Si l’on ne s’en tient qu’à la haine ethnique entre Hutus et Tutsis attisée par les hommes politiques, les événements survenus au nord-ouest du Rwanda deviennent peu compréhensibles. Là en effet, dans une communauté où pratiquement tout le monde était hutu et où il n’y avait qu’un seul Tutsi, des assassinats en masse ont tout de même eu lieu – à savoir de Hutus par des Hutus. Même si la propor­tion de morts – estimée à quelque 5 % de la popula­tion – semble y avoir été plus faible que dans tout le Rwanda (11 %), il faut encore expliquer pourquoi une communauté hutu a assassiné ses membres en l’absence de mobile ethnique. Disons que justement ces mêmes mobiles sont insuffisants pour expliquer le génocide.

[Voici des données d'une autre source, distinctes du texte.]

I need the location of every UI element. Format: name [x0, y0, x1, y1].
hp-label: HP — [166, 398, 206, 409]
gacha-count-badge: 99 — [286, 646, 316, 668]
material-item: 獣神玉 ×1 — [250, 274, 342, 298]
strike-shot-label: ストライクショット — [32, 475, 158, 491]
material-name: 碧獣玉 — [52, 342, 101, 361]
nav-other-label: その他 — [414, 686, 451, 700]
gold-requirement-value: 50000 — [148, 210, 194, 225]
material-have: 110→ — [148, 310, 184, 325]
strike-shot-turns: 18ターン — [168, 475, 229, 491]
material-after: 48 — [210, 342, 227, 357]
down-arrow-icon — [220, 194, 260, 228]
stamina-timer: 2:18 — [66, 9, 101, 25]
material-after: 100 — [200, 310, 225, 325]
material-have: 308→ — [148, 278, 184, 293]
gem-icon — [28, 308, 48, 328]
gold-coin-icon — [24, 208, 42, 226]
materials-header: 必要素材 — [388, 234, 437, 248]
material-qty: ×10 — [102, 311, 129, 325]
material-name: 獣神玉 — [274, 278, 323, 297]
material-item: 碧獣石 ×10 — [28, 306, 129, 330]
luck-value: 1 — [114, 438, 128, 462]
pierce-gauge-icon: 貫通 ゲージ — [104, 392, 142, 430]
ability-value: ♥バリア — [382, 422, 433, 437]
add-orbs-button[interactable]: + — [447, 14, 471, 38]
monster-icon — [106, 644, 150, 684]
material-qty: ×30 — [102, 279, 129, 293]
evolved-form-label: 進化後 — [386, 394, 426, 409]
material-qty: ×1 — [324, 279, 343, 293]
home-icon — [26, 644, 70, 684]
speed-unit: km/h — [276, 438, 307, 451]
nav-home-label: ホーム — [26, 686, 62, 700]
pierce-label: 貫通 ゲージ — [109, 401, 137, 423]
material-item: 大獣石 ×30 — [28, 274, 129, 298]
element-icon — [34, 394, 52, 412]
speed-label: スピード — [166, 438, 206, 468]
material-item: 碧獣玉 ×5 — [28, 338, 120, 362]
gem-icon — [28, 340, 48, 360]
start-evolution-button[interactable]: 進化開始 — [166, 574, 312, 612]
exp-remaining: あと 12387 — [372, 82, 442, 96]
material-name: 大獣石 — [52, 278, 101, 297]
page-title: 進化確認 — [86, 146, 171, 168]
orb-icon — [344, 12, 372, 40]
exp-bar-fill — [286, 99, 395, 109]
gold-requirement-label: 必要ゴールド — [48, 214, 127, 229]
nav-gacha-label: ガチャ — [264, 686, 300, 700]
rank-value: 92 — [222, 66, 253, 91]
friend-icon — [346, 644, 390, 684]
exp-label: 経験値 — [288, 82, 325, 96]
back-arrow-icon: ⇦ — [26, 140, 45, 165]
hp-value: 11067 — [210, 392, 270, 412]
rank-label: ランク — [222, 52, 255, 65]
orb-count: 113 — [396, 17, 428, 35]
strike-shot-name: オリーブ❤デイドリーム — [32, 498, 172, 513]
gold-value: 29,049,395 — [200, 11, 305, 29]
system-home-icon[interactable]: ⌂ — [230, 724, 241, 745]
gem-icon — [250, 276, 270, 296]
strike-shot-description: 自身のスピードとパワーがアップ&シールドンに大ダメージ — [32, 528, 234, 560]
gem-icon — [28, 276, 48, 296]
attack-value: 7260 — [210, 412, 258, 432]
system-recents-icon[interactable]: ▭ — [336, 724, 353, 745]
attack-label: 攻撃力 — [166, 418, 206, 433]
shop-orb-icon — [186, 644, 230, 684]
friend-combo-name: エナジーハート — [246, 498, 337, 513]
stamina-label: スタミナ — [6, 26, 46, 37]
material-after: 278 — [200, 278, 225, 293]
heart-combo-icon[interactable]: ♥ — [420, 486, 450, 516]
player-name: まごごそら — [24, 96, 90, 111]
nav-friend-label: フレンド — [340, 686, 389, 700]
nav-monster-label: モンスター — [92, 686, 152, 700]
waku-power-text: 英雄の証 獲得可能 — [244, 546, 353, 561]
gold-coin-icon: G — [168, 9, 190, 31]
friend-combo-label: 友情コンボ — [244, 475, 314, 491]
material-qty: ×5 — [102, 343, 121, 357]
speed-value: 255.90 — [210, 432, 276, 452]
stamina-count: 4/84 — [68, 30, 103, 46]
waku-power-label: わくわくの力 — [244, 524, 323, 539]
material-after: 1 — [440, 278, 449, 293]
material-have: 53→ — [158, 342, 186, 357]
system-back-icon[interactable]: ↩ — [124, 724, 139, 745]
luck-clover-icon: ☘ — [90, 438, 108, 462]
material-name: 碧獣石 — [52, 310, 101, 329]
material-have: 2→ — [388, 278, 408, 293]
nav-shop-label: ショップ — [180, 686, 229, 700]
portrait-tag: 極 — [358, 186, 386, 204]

Le Rwanda (comme le Burundi) était déjà densé­ment peuplé au XIXe siècle avant l’arrivée des Euro­péens, par suite des avantages combinés que consti­tuaient des pluies modérées et une altitude trop élevée pour la malaria et la mouche tsé-tsé. La popu­lation rwandaise a donc augmenté, malgré des fluc­tuations, à un taux moyen de plus de 3 % l’an, pour les mêmes raisons que le firent la Tanzanie et le Kenya voisins (cultures venues du Nouveau Monde, santé publique, médecine et frontières politiques stables). En 1990, malgré les massacres et les départs massifs en exil, la densité de population moyenne était de sept cent soixante personnes au kilomètre carré, soit plus que celle du Royaume-Uni (six cent dix) et un peu moins que celle de la Hol­lande (neuf cent cinquante). Mais le Royaume-Uni et la Hollande disposent d’une agriculture extrême­ ment mécanisée, de sorte que seul un petit pourcen­tage d’agriculteurs assure la production globale. L’agriculture rwandaise, elle, est bien moins efficace et mécanisée, les cultivateurs dépendent de houes manuelles, de pioches et de machettes. En sorte que le nombre de cultivateurs est élevé pour une produc­tion d’autosuffisance et sans aucun surplus ou presque.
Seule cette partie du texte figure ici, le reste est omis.